Reading TrueType fonts. Unless you spend some major quality time with some graph paper or write a Hershey-font editor, you’re pretty much stuck with the 33 fonts Hershey digitized 57 years ago. You could write a program to generate optimized Hershey-font versions of TrueType fonts, but so far nobody has.

Curves. Hershey approximated curves with a number of line segments with obtuse angles between them. I’ve been thinking about trying to automatically turn these into Bézier curves, and that is definitely a thing you can do in your draw_line subroutine without changing Smolhershey itself, but that functionality doesn’t exist yet.

Stroke thickness information. It’s great that you can change the thickness of the strokes, but it would be nice if the font files contained some sort of base stroke width information about what a normal stroke width would be. This often results in people drawing them as thin as they possibly can, which is rarely aesthetically beneficial, and often exacerbates the lack of curves. Of course, your draw_line callback can use whatever thickness it wants, even a variable thickness.

Combining characters, and therefore support for languages like Spanish, Albanian, French, German, Norwegian, Polish, Finnish, Danish, Romanian, Hungarian, and Portuguese, which would otherwise be well-supported. This could be added with a few lines of code, but then you’d have to add the combining characters to the fonts (which I think was done previously by c’t in Germany).

Unicode.
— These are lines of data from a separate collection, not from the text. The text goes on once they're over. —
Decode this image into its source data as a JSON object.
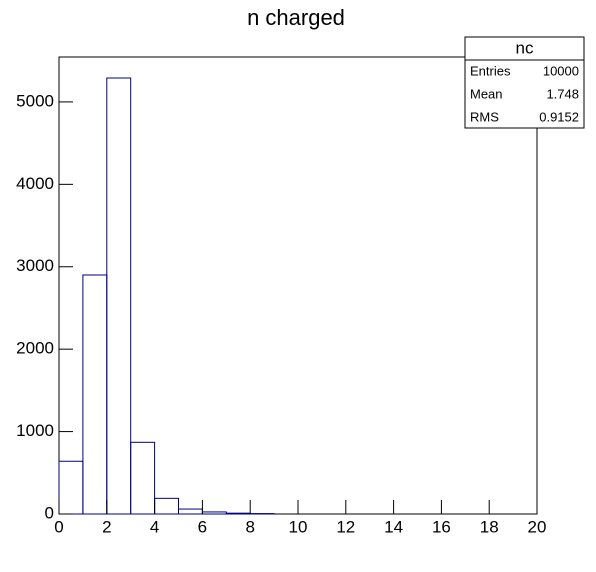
{
  "chart_data": {
    "type": "histogram",
    "title": "n charged",
    "bins": [
      0,
      1,
      2,
      3,
      4,
      5,
      6,
      7,
      8,
      9,
      10,
      11,
      12,
      13,
      14,
      15,
      16,
      17,
      18,
      19,
      20
    ],
    "values": [
      640,
      2900,
      5290,
      870,
      190,
      60,
      25,
      10,
      5,
      0,
      0,
      0,
      0,
      0,
      0,
      0,
      0,
      0,
      0,
      0
    ],
    "color": "#000080",
    "xlim": [
      0,
      20
    ],
    "xticks": [
      0,
      2,
      4,
      6,
      8,
      10,
      12,
      14,
      16,
      18,
      20
    ],
    "ylim": [
      0,
      5545
    ],
    "yticks": [
      0,
      1000,
      2000,
      3000,
      4000,
      5000
    ],
    "stats": {
      "title": "nc",
      "rows": [
        [
          "Entries",
          "10000"
        ],
        [
          "Mean",
          "1.748"
        ],
        [
          "RMS",
          "0.9152"
        ]
      ]
    }
  }
}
There have been efforts to map out the relationships between Unicode code points and the Hershey glyphs, but Smolhershey does not include them. And there are only a few thousand Hershey glyphs in all.

Kerning. There is no kerning information, so sometimes you get ugly keming; the “Wo” in the introductory cursive graphic and the “W&” in the illustration of multiple parallel strokes are good examples of this. Your application code can apply kerning tables, but none are supplied, and this is not done automatically.
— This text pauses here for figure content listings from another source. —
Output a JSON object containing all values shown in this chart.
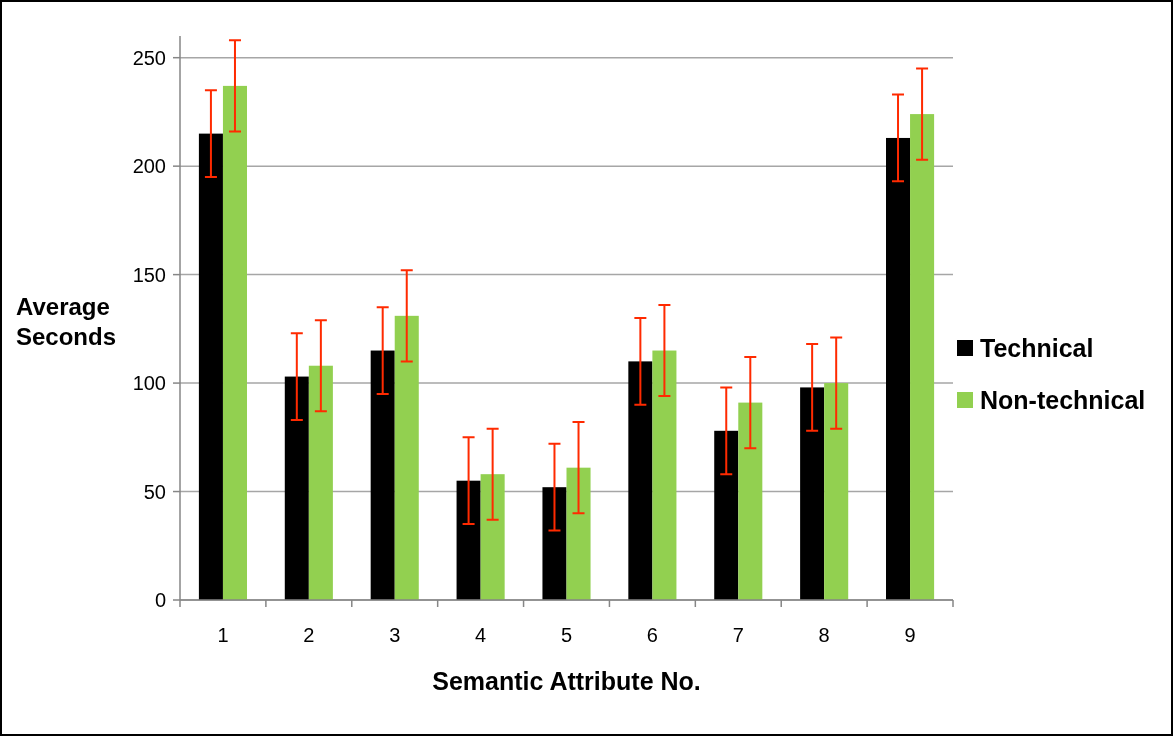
{
  "chart_data": {
    "type": "bar",
    "xlabel": "Semantic Attribute No.",
    "ylabel": "Average Seconds",
    "categories": [
      "1",
      "2",
      "3",
      "4",
      "5",
      "6",
      "7",
      "8",
      "9"
    ],
    "series": [
      {
        "name": "Technical",
        "color": "#000000",
        "values": [
          215,
          103,
          115,
          55,
          52,
          110,
          78,
          98,
          213
        ],
        "errors": [
          20,
          20,
          20,
          20,
          20,
          20,
          20,
          20,
          20
        ]
      },
      {
        "name": "Non-technical",
        "color": "#92d050",
        "values": [
          237,
          108,
          131,
          58,
          61,
          115,
          91,
          100,
          224
        ],
        "errors": [
          21,
          21,
          21,
          21,
          21,
          21,
          21,
          21,
          21
        ]
      }
    ],
    "ylim": [
      0,
      260
    ],
    "yticks": [
      0,
      50,
      100,
      150,
      200,
      250
    ],
    "grid": "y",
    "legend": "right"
  }
}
Colors. Emoji need colors. On the other hand, the Hershey fonts don’t include any emoji, even in stroke form.

Vertical escapement. If you’re doing CJKV work, you may want to lay out characters in columns rather than lines, but although the Hershey fonts do include some Japanese characters (all the standard kana but not even all the Joyo kanji), they do not include vertical spacing information.

RTL. For Hebrew, it would be straightforward to define Hershey glyphs with negative horizontal escapement, but they wouldn’t combine properly with LTR characters like Latin letters.
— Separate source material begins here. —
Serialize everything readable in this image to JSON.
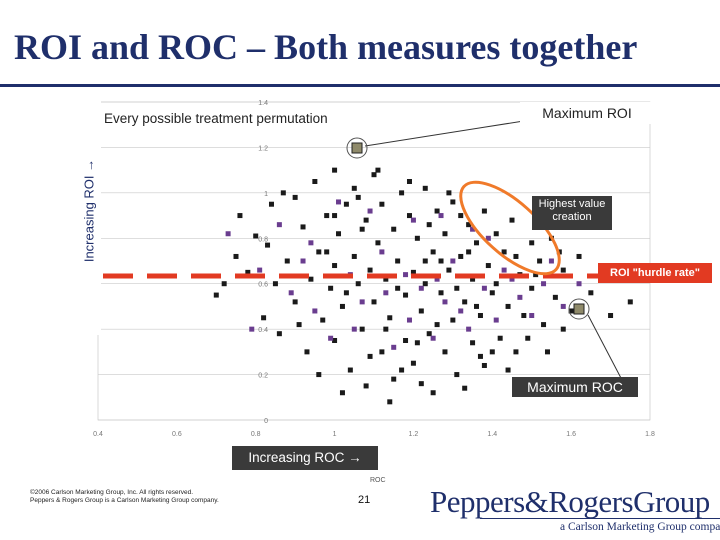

Ligatures. No ligatures, so no hope of supporting Arabic or Devanagari.

Graphical effects. Though one of the advantages I cited above for stroke fonts is that you can do things like scale them, automatically make a compressed version, or add calligraphic emphasis at some angle, Smolhershey won’t do this for you; you have to do it yourself in your draw_line function.

License: 2-clause BSD

Copyright 02024 Kragen Javier Sitaker

Redistribution and use in source and binary forms, with or without modification, are permitted provided that the following conditions are met:

  1. Redistributions of source code must retain the above copyright notice, this list of conditions and the following disclaimer.

  2. Redistributions in binary form must reproduce the above copyright notice, this list of conditions and the following disclaimer in the documentation and/or other materials provided with the distribution.

THIS SOFTWARE IS PROVIDED BY THE COPYRIGHT HOLDERS AND CONTRIBUTORS “AS IS” AND ANY EXPRESS OR IMPLIED WARRANTIES, INCLUDING, BUT NOT LIMITED TO, THE IMPLIED WARRANTIES OF MERCHANTABILITY AND FITNESS FOR A PARTICULAR PURPOSE ARE DISCLAIMED. IN NO EVENT SHALL THE COPYRIGHT HOLDER OR CONTRIBUTORS BE LIABLE FOR ANY DIRECT, INDIRECT, INCIDENTAL, SPECIAL, EXEMPLARY, OR CONSEQUENTIAL DAMAGES (INCLUDING, BUT NOT LIMITED TO, PROCUREMENT OF SUBSTITUTE GOODS OR SERVICES; LOSS OF USE, DATA, OR PROFITS; OR BUSINESS INTERRUPTION) HOWEVER CAUSED AND ON ANY THEORY OF LIABILITY, WHETHER IN CONTRACT, STRICT LIABILITY, OR TORT (INCLUDING NEGLIGENCE OR OTHERWISE) ARISING IN ANY WAY OUT OF THE USE OF THIS SOFTWARE, EVEN IF ADVISED OF THE POSSIBILITY OF SUCH DAMAGE.